A long study of tales of crime and detection has led me to the proud conclusion that I am not easily to be baffled by their mysteries; so it is incumbent upon me to confess that Sir A. Conan Doyle, in The Valley of Fear (Smither, Elder), has fairly and squarely downed me. The first of his tales is called "The Tragedy of Birlstone," and here we have as rousing a sensation as the greediest of us could want, and Sherlock Holmes solving the problem in his most scientific manner. In the second tale, "The Scowrers," the scene of which is laid in America, we have the story of a society which devoted itself to murder and crime, and we discover why Mr. Douglas, a Sussex country gentleman, was concerned in the Birlstone Tragedy and was also a doomed man. "The Scowrers" is rather overcharged with bloodshed for my taste, but in spite of this I can only praise the skill with which a most complete surprise is prepared.
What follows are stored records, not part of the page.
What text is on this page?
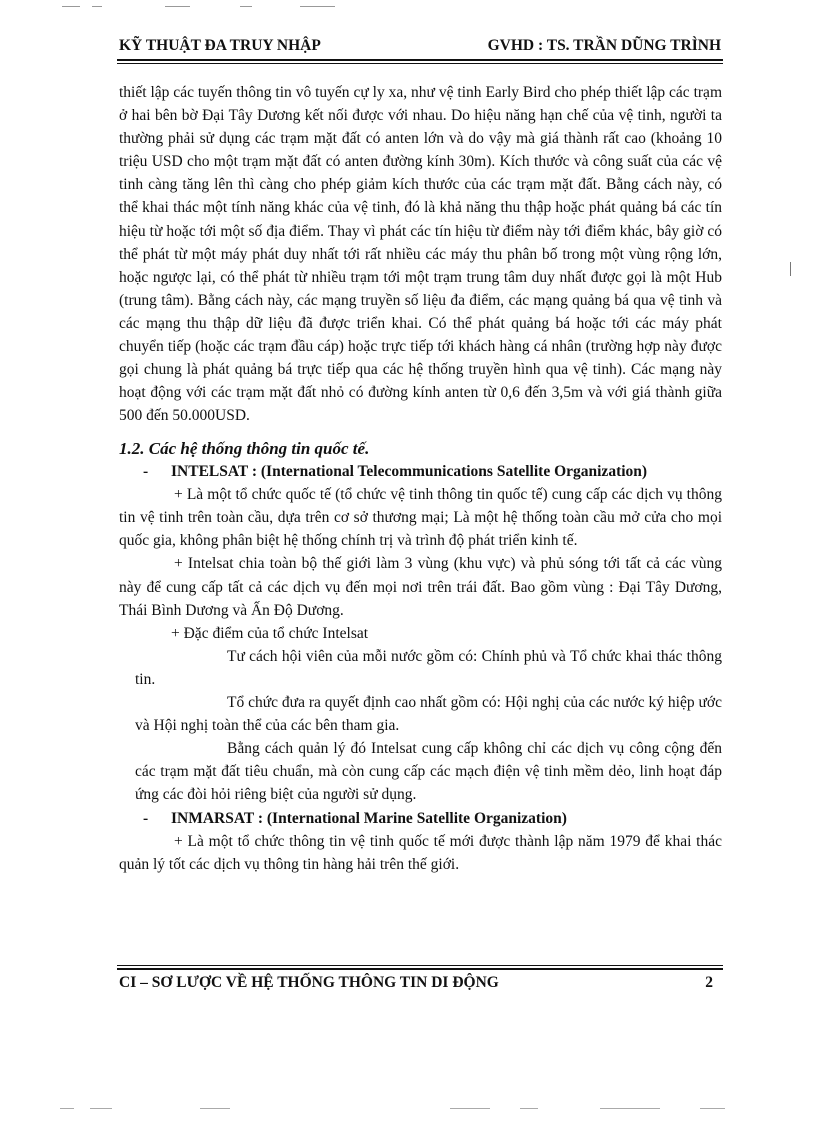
KỸ THUẬT ĐA TRUY NHẬP	GVHD : TS. TRẦN DŨNG TRÌNH

thiết lập các tuyến thông tin vô tuyến cự ly xa, như vệ tinh Early Bird cho phép thiết lập các trạm ở hai bên bờ Đại Tây Dương kết nối được với nhau. Do hiệu năng hạn chế của vệ tinh, người ta thường phải sử dụng các trạm mặt đất có anten lớn và do vậy mà giá thành rất cao (khoảng 10 triệu USD cho một trạm mặt đất có anten đường kính 30m). Kích thước và công suất của các vệ tinh càng tăng lên thì càng cho phép giảm kích thước của các trạm mặt đất. Bằng cách này, có thể khai thác một tính năng khác của vệ tinh, đó là khả năng thu thập hoặc phát quảng bá các tín hiệu từ hoặc tới một số địa điểm. Thay vì phát các tín hiệu từ điểm này tới điểm khác, bây giờ có thể phát từ một máy phát duy nhất tới rất nhiều các máy thu phân bố trong một vùng rộng lớn, hoặc ngược lại, có thể phát từ nhiều trạm tới một trạm trung tâm duy nhất được gọi là một Hub (trung tâm). Bằng cách này, các mạng truyền số liệu đa điểm, các mạng quảng bá qua vệ tinh và các mạng thu thập dữ liệu đã được triển khai. Có thể phát quảng bá hoặc tới các máy phát chuyển tiếp (hoặc các trạm đầu cáp) hoặc trực tiếp tới khách hàng cá nhân (trường hợp này được gọi chung là phát quảng bá trực tiếp qua các hệ thống truyền hình qua vệ tinh). Các mạng này hoạt động với các trạm mặt đất nhỏ có đường kính anten từ 0,6 đến 3,5m và với giá thành giữa 500 đến 50.000USD.

1.2. Các hệ thống thông tin quốc tế.

- INTELSAT : (International Telecommunications Satellite Organization)

+ Là một tổ chức quốc tế (tổ chức vệ tinh thông tin quốc tế) cung cấp các dịch vụ thông tin vệ tinh trên toàn cầu, dựa trên cơ sở thương mại; Là một hệ thống toàn cầu mở cửa cho mọi quốc gia, không phân biệt hệ thống chính trị và trình độ phát triển kinh tế.

+ Intelsat chia toàn bộ thế giới làm 3 vùng (khu vực) và phủ sóng tới tất cả các vùng này để cung cấp tất cả các dịch vụ đến mọi nơi trên trái đất. Bao gồm vùng : Đại Tây Dương, Thái Bình Dương và Ấn Độ Dương.

+ Đặc điểm của tổ chức Intelsat

Tư cách hội viên của mỗi nước gồm có: Chính phủ và Tổ chức khai thác thông tin.

Tổ chức đưa ra quyết định cao nhất gồm có: Hội nghị của các nước ký hiệp ước và Hội nghị toàn thể của các bên tham gia.

Bằng cách quản lý đó Intelsat cung cấp không chỉ các dịch vụ công cộng đến các trạm mặt đất tiêu chuẩn, mà còn cung cấp các mạch điện vệ tinh mềm dẻo, linh hoạt đáp ứng các đòi hỏi riêng biệt của người sử dụng.

- INMARSAT : (International Marine Satellite Organization)

+ Là một tổ chức thông tin vệ tinh quốc tế mới được thành lập năm 1979 để khai thác quản lý tốt các dịch vụ thông tin hàng hải trên thế giới.

CI – SƠ LƯỢC VỀ HỆ THỐNG THÔNG TIN DI ĐỘNG	2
Respectfully I take off my hat to Sir Arthur. In addition let me say that dear old Watson is actually allowed a short but brilliant innings, for I can imagine no finer achievement on his part than to score one off Sherlock, and this for a fleeting moment he is permitted to do. (Cheers.)



"The editing of King Edward VIII., in the series of the 'Arden Shakespeare,' published by Messrs. Methuen & Co., London, at 2s. 6d. net per volume, has been committed to Mr. C. Knox Pooler."—Scotsman.

Is not this perhaps a little previous?